The terminal had a waiting area where Windstar had set up water (and juice, I think) for passengers waiting to board the ships. We had a bit of a wait when we arrived because there were passengers from three different ships that needed to board. The Wind Star was the last to be called.
Once we cleared passport control, it took us less than five minutes to board the ship. At the bottom of the gangway, there was some of the crew to help with carry-on bags. The Captain and some of the other staff were at the top of the gangway to welcome passengers onboard.
Formal check-in was in the lounge. This is where we filled out the final paperwork. When the paper work was completed, we went to the onboard check-in desk; passports were taken (kept until we arrived in Barbados), photos were taken, and room keys were provided. We had a beverage package, and gave our room key to a person who placed a sticker for the beverage package on the key. Another person made our dining reservation at Candles. (I recommend signing up for a dinner at that time if you have a specific day that you would like to book. It was first come, first served, and it was a popular venue. )
After we had completed formalities, a member of the crew took the carry-on and walked with us to our cabin. By the time we got to our cabin, the first of our bags had already arrived. Shortly after that, our second bag was delivered. While I set to unpacking (my choice), my DH went to have lunch in the Veranda.
Lunch was served from 1:00 p.m. until 4:00 p.m. The longer lunch hours were much appreciated by passengers. Muster, which is mandatory for all passengers, was at 4:15 p.m., and the sailaway was at 5:00 p.m.
After the sailaway, it was time to go down to our cabin to get ready for our first dinner onboard.
Although the layout of the cabins was always efficient, the new layout made the cabin appear more spacious and, also, provided a sense of separation from the bed to the seating area. A cabinet that contained shelves, a BOSE system, water with glasses and ice bucket; a minibar, and a fridge was placed between the two areas. The seating area contained two upholstered corner seats with an expandable table in the middle. Under the upholstered seats were storage compartments. Under the table was a removable stool for additional seating. There were two plugs on the wall over the table, one North American and one European. The area functioned perfectly as a desk, or dining table. It's also a great place to read or use the computer without disturbing one's spouse/partner/travelling companion.
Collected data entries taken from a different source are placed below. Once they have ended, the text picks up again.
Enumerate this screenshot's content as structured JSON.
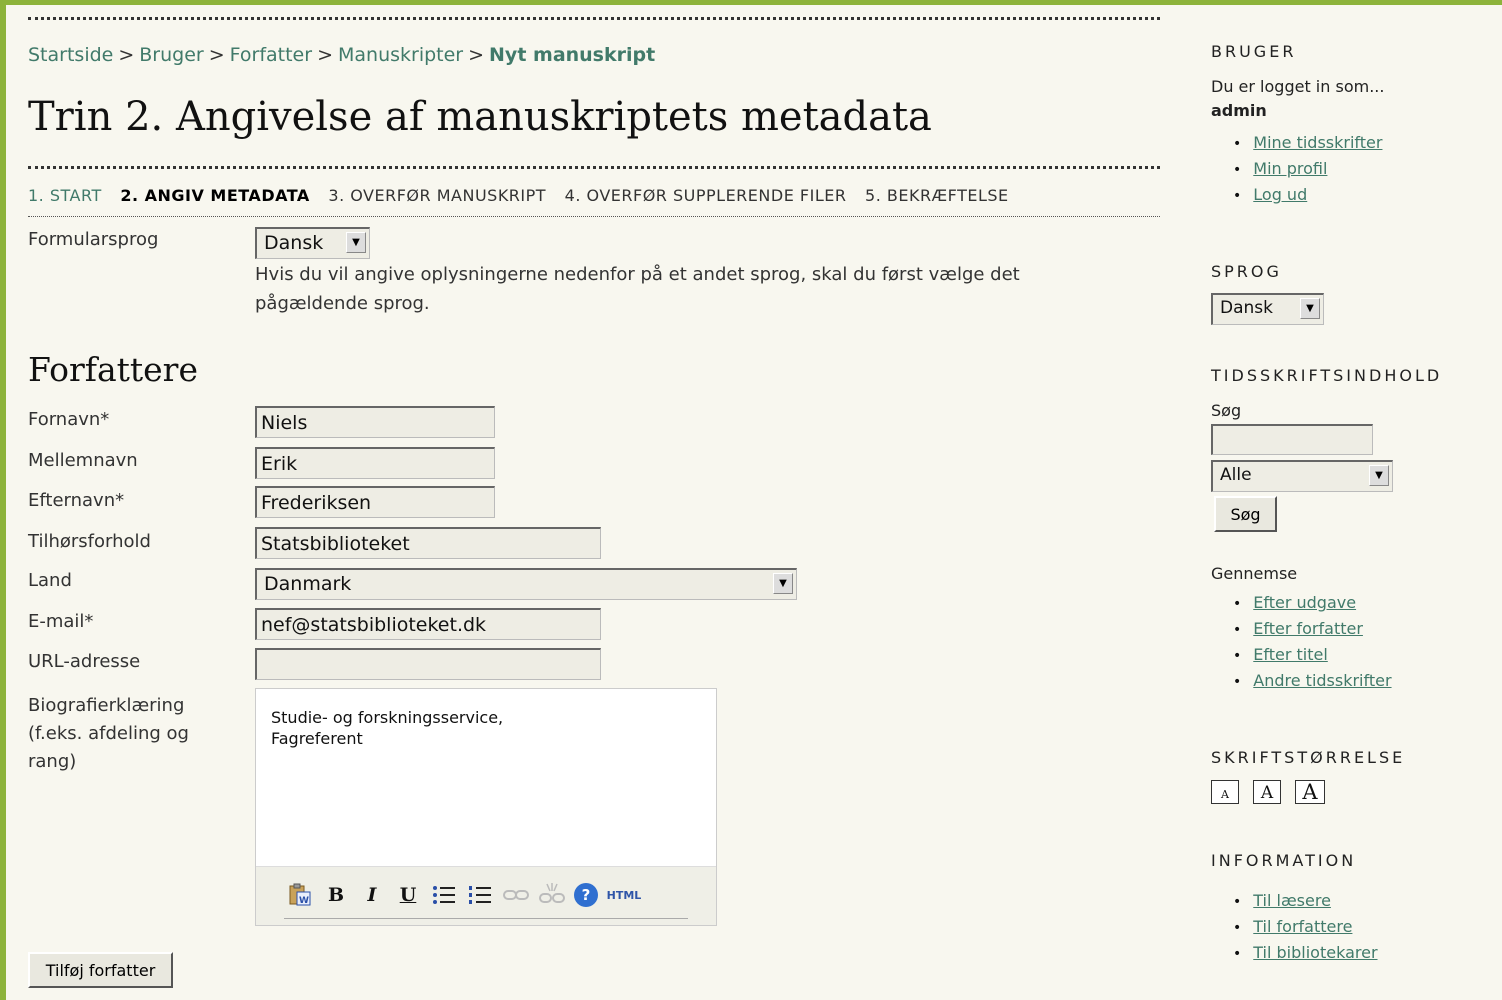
{
  "breadcrumb": {
    "items": [
      "Startside",
      "Bruger",
      "Forfatter",
      "Manuskripter"
    ],
    "current": "Nyt manuskript",
    "separator": ">"
  },
  "page_title": "Trin 2. Angivelse af manuskriptets metadata",
  "steps": [
    {
      "label": "1. START",
      "state": "done"
    },
    {
      "label": "2. ANGIV METADATA",
      "state": "active"
    },
    {
      "label": "3. OVERFØR MANUSKRIPT",
      "state": "todo"
    },
    {
      "label": "4. OVERFØR SUPPLERENDE FILER",
      "state": "todo"
    },
    {
      "label": "5. BEKRÆFTELSE",
      "state": "todo"
    }
  ],
  "form_language": {
    "label": "Formularsprog",
    "value": "Dansk",
    "hint": "Hvis du vil angive oplysningerne nedenfor på et andet sprog, skal du først vælge det pågældende sprog."
  },
  "authors": {
    "heading": "Forfattere",
    "fields": {
      "firstname": {
        "label": "Fornavn*",
        "value": "Niels"
      },
      "middlename": {
        "label": "Mellemnavn",
        "value": "Erik"
      },
      "lastname": {
        "label": "Efternavn*",
        "value": "Frederiksen"
      },
      "affiliation": {
        "label": "Tilhørsforhold",
        "value": "Statsbiblioteket"
      },
      "country": {
        "label": "Land",
        "value": "Danmark"
      },
      "email": {
        "label": "E-mail*",
        "value": "nef@statsbiblioteket.dk"
      },
      "url": {
        "label": "URL-adresse",
        "value": ""
      },
      "bio": {
        "label_lines": [
          "Biografierklæring",
          "(f.eks. afdeling og",
          "rang)"
        ],
        "value": "Studie- og forskningsservice,\nFagreferent"
      }
    },
    "editor_toolbar": [
      "paste-word-icon",
      "bold-icon",
      "italic-icon",
      "underline-icon",
      "bullet-list-icon",
      "numbered-list-icon",
      "link-icon",
      "unlink-icon",
      "help-icon",
      "html-source-icon"
    ],
    "toolbar_glyphs": {
      "bold": "B",
      "italic": "I",
      "underline": "U",
      "help": "?",
      "html": "HTML"
    },
    "add_author_button": "Tilføj forfatter"
  },
  "sidebar": {
    "user": {
      "heading": "BRUGER",
      "logged_in_text": "Du er logget in som...",
      "username": "admin",
      "links": [
        "Mine tidsskrifter",
        "Min profil",
        "Log ud"
      ]
    },
    "language": {
      "heading": "SPROG",
      "value": "Dansk"
    },
    "journal_content": {
      "heading": "TIDSSKRIFTSINDHOLD",
      "search_label": "Søg",
      "search_value": "",
      "scope_value": "Alle",
      "search_button": "Søg",
      "browse_label": "Gennemse",
      "browse_links": [
        "Efter udgave",
        "Efter forfatter",
        "Efter titel",
        "Andre tidsskrifter"
      ]
    },
    "font_size": {
      "heading": "SKRIFTSTØRRELSE",
      "glyph": "A"
    },
    "information": {
      "heading": "INFORMATION",
      "links": [
        "Til læsere",
        "Til forfattere",
        "Til bibliotekarer"
      ]
    }
  },
  "colors": {
    "frame": "#8db33b",
    "link": "#417a6a",
    "background": "#f8f7ef"
  }
}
There was an end table (shelf) on the side of the bed closest to the portholes, but no end table on the other side of the bed. There was a narrow passage between the bed and the wall adjacent to the foot of the bed to access the porthole side of the bed. The side of the bed closest to the cabinet had a built in narrow shelf where one could keep the TV remote, a couple of books, etc. There were also both European and North American outlets in this area, and I found it the perfect place to charge my iPad and phone.
On this crossing, there were more options for planned activities than I had expected. There was the morning Yoga, and Walk a Mile (where the distance increased each day of the cruise). There was a guest lecturer onboard who provided sessions on how to "Write Your Life Story". One could choose to go to Trivia, Name that Tune, play sports against fellow guests on the Wii, take a galley tour, visit the bridge, play in Blackjack tournaments, go to a wine tasting, cocktail demonstrations (where you try the cocktails if you want), a ship building contest, dance classes, a Tagalog class, napkin folding, and a cooking class. There was also unhosted chess and bridge for those passengers who were interested.
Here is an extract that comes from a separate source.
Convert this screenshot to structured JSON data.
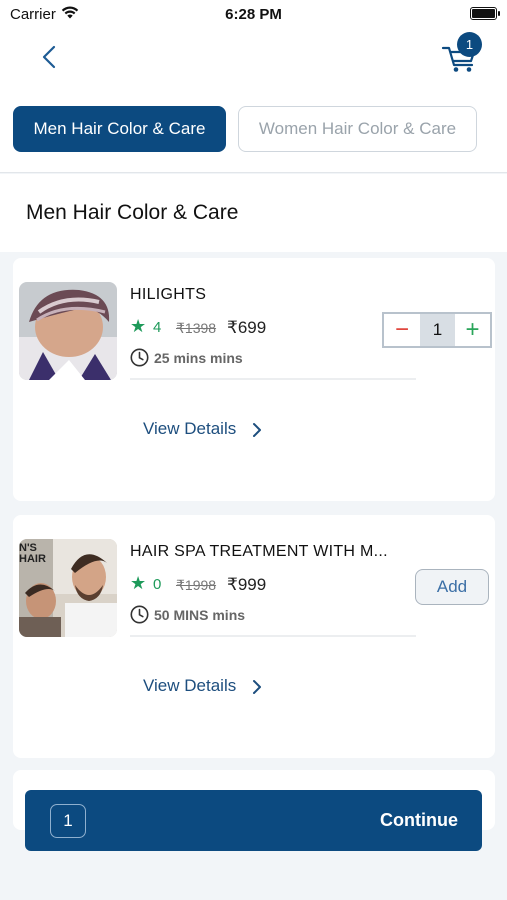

We had some other special events that also took place. The crew and staff spent a couple of days decorating the ship for Halloween, and it looked amazing. Halloween was filled with surprise events. In the morning, we had a "Very Bloody Mary" with different types of Bloody Mary drinks. Then, there was a fabulous BBQ deck lunch with sausages, hamburgers, chicken, fish and vegetables; jambalaya; seafood mac and cheese; potatoes; various salads; and other cold dishes. At 6:30 p.m., we had "A Halloween Surprise" from the crew. Later that evening, we had a Halloween Party. It was all great fun!
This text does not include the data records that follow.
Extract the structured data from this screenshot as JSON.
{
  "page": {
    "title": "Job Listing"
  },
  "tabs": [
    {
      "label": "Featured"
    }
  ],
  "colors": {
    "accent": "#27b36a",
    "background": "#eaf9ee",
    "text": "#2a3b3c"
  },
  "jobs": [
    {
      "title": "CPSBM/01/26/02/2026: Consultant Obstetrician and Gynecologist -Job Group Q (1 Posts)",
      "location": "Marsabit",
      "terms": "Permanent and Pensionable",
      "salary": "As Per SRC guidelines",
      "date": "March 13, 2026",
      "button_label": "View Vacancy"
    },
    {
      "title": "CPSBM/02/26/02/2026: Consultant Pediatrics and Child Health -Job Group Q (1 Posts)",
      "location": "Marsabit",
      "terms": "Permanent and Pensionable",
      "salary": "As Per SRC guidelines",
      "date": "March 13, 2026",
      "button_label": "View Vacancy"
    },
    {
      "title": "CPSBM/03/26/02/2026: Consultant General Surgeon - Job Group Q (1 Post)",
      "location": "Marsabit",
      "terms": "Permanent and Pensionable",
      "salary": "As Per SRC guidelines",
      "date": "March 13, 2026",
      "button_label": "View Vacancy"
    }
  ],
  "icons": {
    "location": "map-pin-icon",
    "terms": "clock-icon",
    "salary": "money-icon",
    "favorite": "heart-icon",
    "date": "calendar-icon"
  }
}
Later in the cruise, we had another deck BBQ lunch featuring a lot of the same foods as the first BBQ, but also an Indian curry and pappadoms. It was nice to have a menu that offered some “heat” as well as lots of choices for those who preferred to have no spice.
One night, we had a wonderful Deck BBQ “Under the Stars”. Shrimp, lobster, whole roast pig, various vegetable dishes, salads, cheese, and other delights were available. It was amazing to watch the crew set this up, the chefs prepare the meal, and the passengers (and staff) enjoy every moment of this special event.
I can’t provide much information on breakfast as we only ate one breakfast and we ordered room service for that breakfast. We had one order of Eggs Benedict and one order of poached eggs on toast. Both orders were cooked to perfection.
Lunch was served in the Veranda from 12:00 p.m. until 2:00 p.m. on all days with the exception of the deck BBQ lunch days. The Veranda had a small menu from which one could place orders with the wait staff. There was a self-serve buffet that included salad choices, a soup, different hot mains and vegetables, a carving station, and various desserts that always included bread pudding.
Dinner, which was from 7:00 p.m. to 9:00 pm in the MDR, Amphora, was outstanding. All of the wait and bar staff provided a five star dining experience. Chef Eddy, and those who assisted him, created marvelous meals and we enjoyed every single course of every single dinner in Amphora.
We also loved dining on the deck in the evening at Candles, and were able to make more than one reservation. The service was top notch and the entrees were all cooked perfectly. The side dishes were “hit and miss” because they were not always hot enough; however, they were never overcooked (which, IMO, makes them inedible). As our waiters could attest, we definitely enjoyed most of the side dishes despite the fact they were not hot.
The evening entertainment consisted of a duo onboard, David and Marianne, who were great and played a wide range of music. If one didn’t feel like going to the lounge, there was always the choice of going up on deck, working on a large jigsaw puzzle, or watching a movie/reading/relaxing/sleeping in the cabin.
There were a couple of things that had a negative impact on the crossing: Instead of putting the ship in dry dock, major maintenance/replacement of parts/etc. were completed on the whole crossing. Some of the work included fixing/replacing the hydraulics (?) and/or mechanical mechanisms on all of the sails; a crew of specialists boarded in Lisbon to complete this mammoth task.
There were almost always areas of the outside deck one could not go. There was also the constant noise associated with the work being completed. (Lousy for us, but terrible for the crew who could not sleep during their rest times because of the noise.)
The internet was abysmal. Usually, we have to work and/or be in contact with work while we are cruising. It’s a good thing that this was not the case for most of this crossing. The internet was the worst that we have ever experienced on any ship on any crossing (Atlantic or Pacific). It took multiple attempts to be able to log on or stay logged on long enough to access our e-mails. It took me hours to send an e-mail with a document attached. Unfortunately, unlike the past, there was no access to a fax on the ship (probably because everything is done over the internet). Anyone who needs to be in frequent contact with the “outside world” should check more recent reviews to determine if the internet continues to be a problem.
Despite those issues, we still had a wonderful cruise because we sailed with friends, and had the pleasure of becoming reacquainted with other passengers whom we had met on previous Windstar trans-Atlantics.
In summary, the small ship experience, dining, officers, staff and crew were all fantastic. If Windstar could assure us that there would be no major maintenance on another cruise, and could also assure us that they had improved their internet service, we would not hesitate to sail on Windstar again.